OK, but these people aren't paying $100,000 and taking a time machine to see you. They just took a drive.
Dude, have you ever been 14 years old and have you ever tried -- you don't get an allowance. How are you going to get money?
Well, I think it's nice that you are --
It would kill me. It would kill me. I would be banging on that door. All my material parts would disintegrate because I wouldn't make it in time.
Let me ask you this: Have you met Bob Dylan?
Yes, a week before I wrote "Song to Bobby." That's why I wrote the song. Closed my laptop when I got the email. Judah Bauer was sitting there playing "Buckets of Rain" and I was responding to an email about meeting Bob Dylan in Paris seven days later at a show. [We were in] Miami during the recording of Jukebox. And I closed my computer and I said, "I'm meeting Bob in a fuckin' week." And that's when I said to Stuart [Sikes, Marshall's engineer], "Give me that mic and can you start rolling?"

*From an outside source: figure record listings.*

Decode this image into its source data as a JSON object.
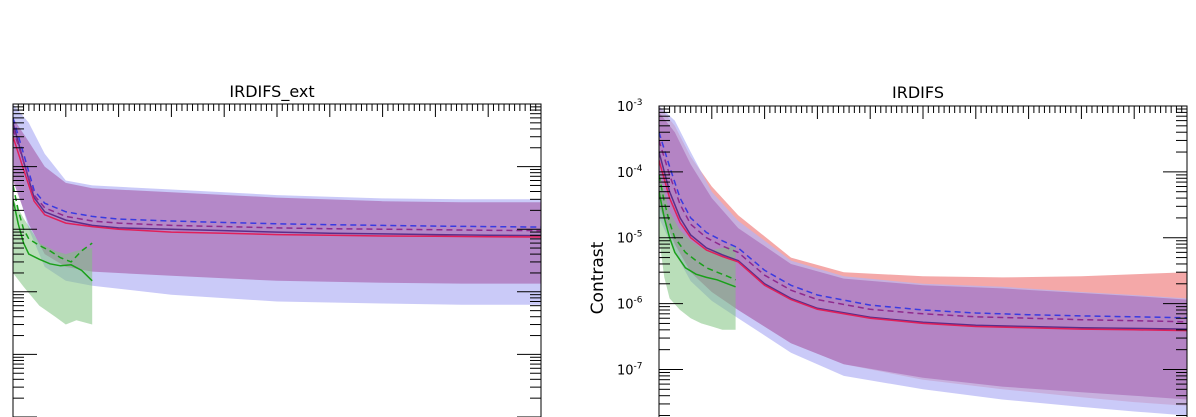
{
  "chart_data": [
    {
      "type": "area",
      "title": "IRDIFS_ext",
      "xlabel": "",
      "ylabel": "",
      "yscale": "log",
      "ylim": [
        1e-08,
        0.001
      ],
      "xlim": [
        0,
        1
      ],
      "grid": false,
      "bands": [
        {
          "color": "#b4b4f5",
          "opacity": 0.7,
          "x": [
            0.0,
            0.03,
            0.06,
            0.1,
            0.15,
            0.3,
            0.5,
            0.7,
            0.85,
            1.0
          ],
          "upper": [
            0.001,
            0.0005,
            0.00016,
            6e-05,
            5e-05,
            4.3e-05,
            3.5e-05,
            3.1e-05,
            3e-05,
            3e-05
          ],
          "lower": [
            8e-05,
            1e-05,
            2.5e-06,
            1.5e-06,
            1.25e-06,
            9e-07,
            7e-07,
            6.5e-07,
            6.2e-07,
            6.2e-07
          ]
        },
        {
          "color": "#b07cbf",
          "opacity": 0.85,
          "x": [
            0.0,
            0.03,
            0.06,
            0.1,
            0.15,
            0.3,
            0.5,
            0.7,
            0.85,
            1.0
          ],
          "upper": [
            0.0006,
            0.00025,
            0.0001,
            5.5e-05,
            4.5e-05,
            3.9e-05,
            3.2e-05,
            2.8e-05,
            2.7e-05,
            2.7e-05
          ],
          "lower": [
            6e-05,
            1.2e-05,
            4e-06,
            2.5e-06,
            2.1e-06,
            1.8e-06,
            1.5e-06,
            1.4e-06,
            1.35e-06,
            1.35e-06
          ]
        },
        {
          "color": "#7fc27f",
          "opacity": 0.55,
          "x": [
            0.0,
            0.02,
            0.05,
            0.08,
            0.1,
            0.12,
            0.15
          ],
          "upper": [
            3e-05,
            1.5e-05,
            6e-06,
            4.5e-06,
            4e-06,
            4.5e-06,
            5e-06
          ],
          "lower": [
            2e-06,
            1.2e-06,
            6e-07,
            4e-07,
            3e-07,
            3.5e-07,
            3e-07
          ]
        }
      ],
      "series": [
        {
          "color": "#5a2e8a",
          "style": "solid",
          "x": [
            0.0,
            0.02,
            0.04,
            0.06,
            0.1,
            0.15,
            0.2,
            0.3,
            0.4,
            0.5,
            0.6,
            0.7,
            0.8,
            0.9,
            1.0
          ],
          "y": [
            0.0005,
            0.00012,
            3.2e-05,
            1.9e-05,
            1.4e-05,
            1.15e-05,
            1.05e-05,
            1e-05,
            9.5e-06,
            9e-06,
            8.6e-06,
            8.4e-06,
            8.2e-06,
            8e-06,
            7.9e-06
          ]
        },
        {
          "color": "#e0205a",
          "style": "solid",
          "x": [
            0.0,
            0.02,
            0.04,
            0.06,
            0.1,
            0.15,
            0.2,
            0.3,
            0.4,
            0.5,
            0.6,
            0.7,
            0.8,
            0.9,
            1.0
          ],
          "y": [
            0.0003,
            9e-05,
            2.8e-05,
            1.7e-05,
            1.25e-05,
            1.1e-05,
            1e-05,
            9e-06,
            8.6e-06,
            8.2e-06,
            8e-06,
            7.8e-06,
            7.7e-06,
            7.6e-06,
            7.5e-06
          ]
        },
        {
          "color": "#3a3ae0",
          "style": "dashed",
          "x": [
            0.0,
            0.02,
            0.04,
            0.06,
            0.1,
            0.15,
            0.2,
            0.3,
            0.4,
            0.5,
            0.6,
            0.7,
            0.8,
            0.9,
            1.0
          ],
          "y": [
            0.0006,
            0.00016,
            4.2e-05,
            2.6e-05,
            1.9e-05,
            1.6e-05,
            1.45e-05,
            1.35e-05,
            1.28e-05,
            1.22e-05,
            1.18e-05,
            1.15e-05,
            1.12e-05,
            1.1e-05,
            1.08e-05
          ]
        },
        {
          "color": "#8e2a8e",
          "style": "dashed",
          "x": [
            0.0,
            0.02,
            0.04,
            0.06,
            0.1,
            0.15,
            0.2,
            0.3,
            0.4,
            0.5,
            0.6,
            0.7,
            0.8,
            0.9,
            1.0
          ],
          "y": [
            0.0004,
            0.00012,
            3.5e-05,
            2.2e-05,
            1.6e-05,
            1.35e-05,
            1.25e-05,
            1.15e-05,
            1.1e-05,
            1.05e-05,
            1.02e-05,
            1e-05,
            9.8e-06,
            9.6e-06,
            9.5e-06
          ]
        },
        {
          "color": "#1aa01a",
          "style": "solid",
          "x": [
            0.0,
            0.01,
            0.02,
            0.03,
            0.05,
            0.07,
            0.09,
            0.11,
            0.13,
            0.15
          ],
          "y": [
            3e-05,
            1.2e-05,
            6e-06,
            4e-06,
            3.3e-06,
            2.8e-06,
            2.6e-06,
            2.7e-06,
            2.2e-06,
            1.5e-06
          ]
        },
        {
          "color": "#1aa01a",
          "style": "dashed",
          "x": [
            0.0,
            0.01,
            0.02,
            0.03,
            0.05,
            0.07,
            0.09,
            0.11,
            0.13,
            0.15
          ],
          "y": [
            5e-05,
            2e-05,
            1e-05,
            7e-06,
            5.5e-06,
            4.5e-06,
            3.5e-06,
            3e-06,
            4.5e-06,
            6e-06
          ]
        }
      ]
    },
    {
      "type": "area",
      "title": "IRDIFS",
      "xlabel": "",
      "ylabel": "Contrast",
      "yscale": "log",
      "ylim": [
        1.9e-08,
        0.001
      ],
      "xlim": [
        0,
        1
      ],
      "grid": false,
      "yticklabels": [
        {
          "value": 0.001,
          "base": "10",
          "exp": "-3"
        },
        {
          "value": 0.0001,
          "base": "10",
          "exp": "-4"
        },
        {
          "value": 1e-05,
          "base": "10",
          "exp": "-5"
        },
        {
          "value": 1e-06,
          "base": "10",
          "exp": "-6"
        },
        {
          "value": 1e-07,
          "base": "10",
          "exp": "-7"
        }
      ],
      "bands": [
        {
          "color": "#f08b8b",
          "opacity": 0.75,
          "x": [
            0.0,
            0.03,
            0.06,
            0.1,
            0.15,
            0.25,
            0.35,
            0.5,
            0.65,
            0.8,
            0.9,
            1.0
          ],
          "upper": [
            0.001,
            0.0005,
            0.00017,
            6e-05,
            2.2e-05,
            5e-06,
            3e-06,
            2.6e-06,
            2.5e-06,
            2.6e-06,
            2.8e-06,
            3e-06
          ],
          "lower": [
            3e-05,
            8e-06,
            3e-06,
            1.5e-06,
            8e-07,
            2.5e-07,
            1.2e-07,
            7e-08,
            5e-08,
            3.8e-08,
            3.2e-08,
            2.8e-08
          ]
        },
        {
          "color": "#b4b4f5",
          "opacity": 0.7,
          "x": [
            0.0,
            0.03,
            0.06,
            0.1,
            0.15,
            0.25,
            0.35,
            0.5,
            0.65,
            0.8,
            0.9,
            1.0
          ],
          "upper": [
            0.001,
            0.0006,
            0.0002,
            5e-05,
            1.8e-05,
            4.5e-06,
            2.6e-06,
            2e-06,
            1.8e-06,
            1.5e-06,
            1.35e-06,
            1.2e-06
          ],
          "lower": [
            2e-05,
            6e-06,
            2.2e-06,
            1.1e-06,
            6e-07,
            1.8e-07,
            8e-08,
            5e-08,
            3.5e-08,
            2.7e-08,
            2.3e-08,
            2e-08
          ]
        },
        {
          "color": "#b07cbf",
          "opacity": 0.85,
          "x": [
            0.0,
            0.03,
            0.06,
            0.1,
            0.15,
            0.25,
            0.35,
            0.5,
            0.65,
            0.8,
            0.9,
            1.0
          ],
          "upper": [
            0.0008,
            0.0004,
            0.00013,
            4e-05,
            1.4e-05,
            4e-06,
            2.4e-06,
            1.9e-06,
            1.7e-06,
            1.45e-06,
            1.3e-06,
            1.15e-06
          ],
          "lower": [
            3e-05,
            8e-06,
            3e-06,
            1.5e-06,
            8e-07,
            2.5e-07,
            1.2e-07,
            7.5e-08,
            5.5e-08,
            4.5e-08,
            4e-08,
            3.5e-08
          ]
        },
        {
          "color": "#7fc27f",
          "opacity": 0.55,
          "x": [
            0.0,
            0.01,
            0.02,
            0.04,
            0.06,
            0.08,
            0.1,
            0.12,
            0.145
          ],
          "upper": [
            0.0001,
            5e-05,
            2.5e-05,
            1.3e-05,
            9e-06,
            7e-06,
            6.5e-06,
            7e-06,
            7.5e-06
          ],
          "lower": [
            1e-05,
            2.5e-06,
            1.2e-06,
            8e-07,
            6e-07,
            5e-07,
            4.5e-07,
            4e-07,
            4e-07
          ]
        }
      ],
      "series": [
        {
          "color": "#5a2e8a",
          "style": "solid",
          "x": [
            0.0,
            0.02,
            0.04,
            0.06,
            0.09,
            0.12,
            0.15,
            0.2,
            0.25,
            0.3,
            0.4,
            0.5,
            0.6,
            0.7,
            0.8,
            0.9,
            1.0
          ],
          "y": [
            0.0002,
            5e-05,
            2e-05,
            1.1e-05,
            7e-06,
            5.5e-06,
            4.5e-06,
            2e-06,
            1.2e-06,
            8.5e-07,
            6.2e-07,
            5.2e-07,
            4.7e-07,
            4.5e-07,
            4.3e-07,
            4.2e-07,
            4.1e-07
          ]
        },
        {
          "color": "#e0205a",
          "style": "solid",
          "x": [
            0.0,
            0.02,
            0.04,
            0.06,
            0.09,
            0.12,
            0.15,
            0.2,
            0.25,
            0.3,
            0.4,
            0.5,
            0.6,
            0.7,
            0.8,
            0.9,
            1.0
          ],
          "y": [
            0.00015,
            4e-05,
            1.7e-05,
            1e-05,
            6.5e-06,
            5.2e-06,
            4.3e-06,
            1.9e-06,
            1.15e-06,
            8.2e-07,
            6e-07,
            5e-07,
            4.5e-07,
            4.3e-07,
            4.1e-07,
            4e-07,
            3.9e-07
          ]
        },
        {
          "color": "#3a3ae0",
          "style": "dashed",
          "x": [
            0.0,
            0.02,
            0.04,
            0.06,
            0.09,
            0.12,
            0.15,
            0.2,
            0.25,
            0.3,
            0.4,
            0.5,
            0.6,
            0.7,
            0.8,
            0.9,
            1.0
          ],
          "y": [
            0.0004,
            0.00012,
            4e-05,
            2e-05,
            1.2e-05,
            9e-06,
            7e-06,
            3.2e-06,
            1.9e-06,
            1.35e-06,
            9.5e-07,
            8e-07,
            7.2e-07,
            6.8e-07,
            6.5e-07,
            6.3e-07,
            6.1e-07
          ]
        },
        {
          "color": "#8e2a8e",
          "style": "dashed",
          "x": [
            0.0,
            0.02,
            0.04,
            0.06,
            0.09,
            0.12,
            0.15,
            0.2,
            0.25,
            0.3,
            0.4,
            0.5,
            0.6,
            0.7,
            0.8,
            0.9,
            1.0
          ],
          "y": [
            0.0003,
            9e-05,
            3.2e-05,
            1.6e-05,
            1e-05,
            7.5e-06,
            6e-06,
            2.7e-06,
            1.6e-06,
            1.15e-06,
            8.2e-07,
            7e-07,
            6.3e-07,
            6e-07,
            5.7e-07,
            5.5e-07,
            5.3e-07
          ]
        },
        {
          "color": "#1aa01a",
          "style": "solid",
          "x": [
            0.0,
            0.01,
            0.02,
            0.03,
            0.05,
            0.07,
            0.09,
            0.11,
            0.13,
            0.145
          ],
          "y": [
            5e-05,
            2e-05,
            1e-05,
            6e-06,
            3.5e-06,
            2.8e-06,
            2.5e-06,
            2.3e-06,
            2e-06,
            1.8e-06
          ]
        },
        {
          "color": "#1aa01a",
          "style": "dashed",
          "x": [
            0.0,
            0.01,
            0.02,
            0.03,
            0.05,
            0.07,
            0.09,
            0.11,
            0.13,
            0.145
          ],
          "y": [
            9e-05,
            3.5e-05,
            1.7e-05,
            1e-05,
            6e-06,
            4.5e-06,
            3.5e-06,
            3e-06,
            2.6e-06,
            2.3e-06
          ]
        }
      ]
    }
  ]
}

And you started singing the song?
Yeah, I had a notebook in front of me, because I was just riffing. And we did, I guess, two takes. And then I got to meet him.
And what happened when you met him?
I'm not going to tell you the story. I'm only gonna tell you one thing, because it's my special -- it's my special, you know? So I've been trying to go on tour with him for 16, 17 years. And my booking agent would call his manager and be like, "You know, I see that Bob is playing here in Connecticut and he's playing Iceland and Australia and Nevada." And every year: "Can Chan get on that bill? Can Chan get on that bill?" And by the end of it, I'd be like, "Can you book me in the grocery store parking lot across from the venue where he's playing?" Everybody tends to think I'm crazy, which is the biggest problem in my life, and that has always been the most painful part of growing up, and being a young woman and working really hard and being such a fuckin' hard worker. And nobody knows that about me. Even when I was a little kid, everyone just thought I was crazy. Because I loved making people laugh, so everyone would just be like, "You're crazy."
But anyway, I met him at a big arena in Paris in April, a week later, and I"m not going to tell you the first thing he said. I'm not going to tell you who I was with. And the second thing he said was, "I've got all your calls."
Do you remember the first story I told you about him?
That you were calling, trying to get to play with him.
Right. I wasn't, my booking agent was.
Ha. "I've got all your calls." And then he didn't say anything beyond that?
No, he said something before that, after that and for a while after that.
Oh, OK. You really talked to him. You had a real talk.
Are you crazy? You think I'm gonna shut down around Bob Dylan? Crazy.
Matador Records released "Sun" by Cat Power today.